A strength of this study is the high response rate from a stratified sample. Another strength is that the integration of medical education and the healthcare delivery system in Iran provides a unique opportunity for using healthcare fields to teach medical students. These fields, especially in rural areas, may improve professional identity formation (36, 37).
However, there are several limitations to this study.
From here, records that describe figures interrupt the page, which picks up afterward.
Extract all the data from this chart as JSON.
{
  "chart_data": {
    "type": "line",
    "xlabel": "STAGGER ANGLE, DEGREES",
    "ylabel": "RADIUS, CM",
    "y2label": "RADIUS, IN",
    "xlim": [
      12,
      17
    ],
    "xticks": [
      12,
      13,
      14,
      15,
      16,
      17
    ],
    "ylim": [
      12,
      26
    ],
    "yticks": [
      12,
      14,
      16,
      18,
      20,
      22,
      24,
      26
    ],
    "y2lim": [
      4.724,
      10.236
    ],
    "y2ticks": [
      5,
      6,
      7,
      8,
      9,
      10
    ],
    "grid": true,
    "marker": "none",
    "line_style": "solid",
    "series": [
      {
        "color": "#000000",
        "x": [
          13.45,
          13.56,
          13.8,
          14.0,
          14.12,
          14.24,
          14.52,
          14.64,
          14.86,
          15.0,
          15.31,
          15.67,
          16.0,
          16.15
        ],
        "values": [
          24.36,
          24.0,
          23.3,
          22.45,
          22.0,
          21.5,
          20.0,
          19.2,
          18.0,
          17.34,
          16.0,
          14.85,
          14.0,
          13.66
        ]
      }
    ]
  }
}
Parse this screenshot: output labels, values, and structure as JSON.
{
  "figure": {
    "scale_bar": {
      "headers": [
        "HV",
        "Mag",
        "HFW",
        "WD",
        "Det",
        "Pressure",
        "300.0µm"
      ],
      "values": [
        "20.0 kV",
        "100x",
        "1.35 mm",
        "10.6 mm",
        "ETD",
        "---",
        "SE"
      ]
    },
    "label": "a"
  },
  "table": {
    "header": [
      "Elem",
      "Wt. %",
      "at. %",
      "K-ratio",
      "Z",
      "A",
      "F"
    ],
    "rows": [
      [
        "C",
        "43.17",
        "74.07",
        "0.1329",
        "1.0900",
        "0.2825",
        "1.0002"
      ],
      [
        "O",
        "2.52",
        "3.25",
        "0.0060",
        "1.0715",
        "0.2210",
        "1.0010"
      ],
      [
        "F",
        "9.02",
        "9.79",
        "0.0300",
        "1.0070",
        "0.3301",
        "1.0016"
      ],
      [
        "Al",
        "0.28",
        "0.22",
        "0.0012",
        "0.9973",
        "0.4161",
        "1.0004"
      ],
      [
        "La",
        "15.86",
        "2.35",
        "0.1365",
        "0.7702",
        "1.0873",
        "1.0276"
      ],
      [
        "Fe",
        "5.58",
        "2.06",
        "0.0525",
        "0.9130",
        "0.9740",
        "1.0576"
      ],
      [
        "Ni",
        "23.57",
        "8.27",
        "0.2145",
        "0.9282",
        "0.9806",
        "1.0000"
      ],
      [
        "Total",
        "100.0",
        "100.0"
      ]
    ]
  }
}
First, the research was conducted at a single medical school, so generalizability is limited. Second, the study sample only included medical students, who may not represent other health science students. Third, response bias might occur due to the nature of self-reports.
Given these limitations, additional data collection is essential for using this questionnaire in other health professions. Different study designs, such as random sampling, are recommended to increase generalizability and representativeness. Future studies should focus more on the factors affecting the formation of professional identity in health professional learners.
5.1. Conclusions
In conclusion, this study revealed that the Persian version of the PSIQ is a valid and reliable tool for measuring the professional self-identity of medical students in Iran. Our findings suggest that similar validation studies should be conducted in other countries, as the construct of professional identity is likely influenced by local cultural determinants.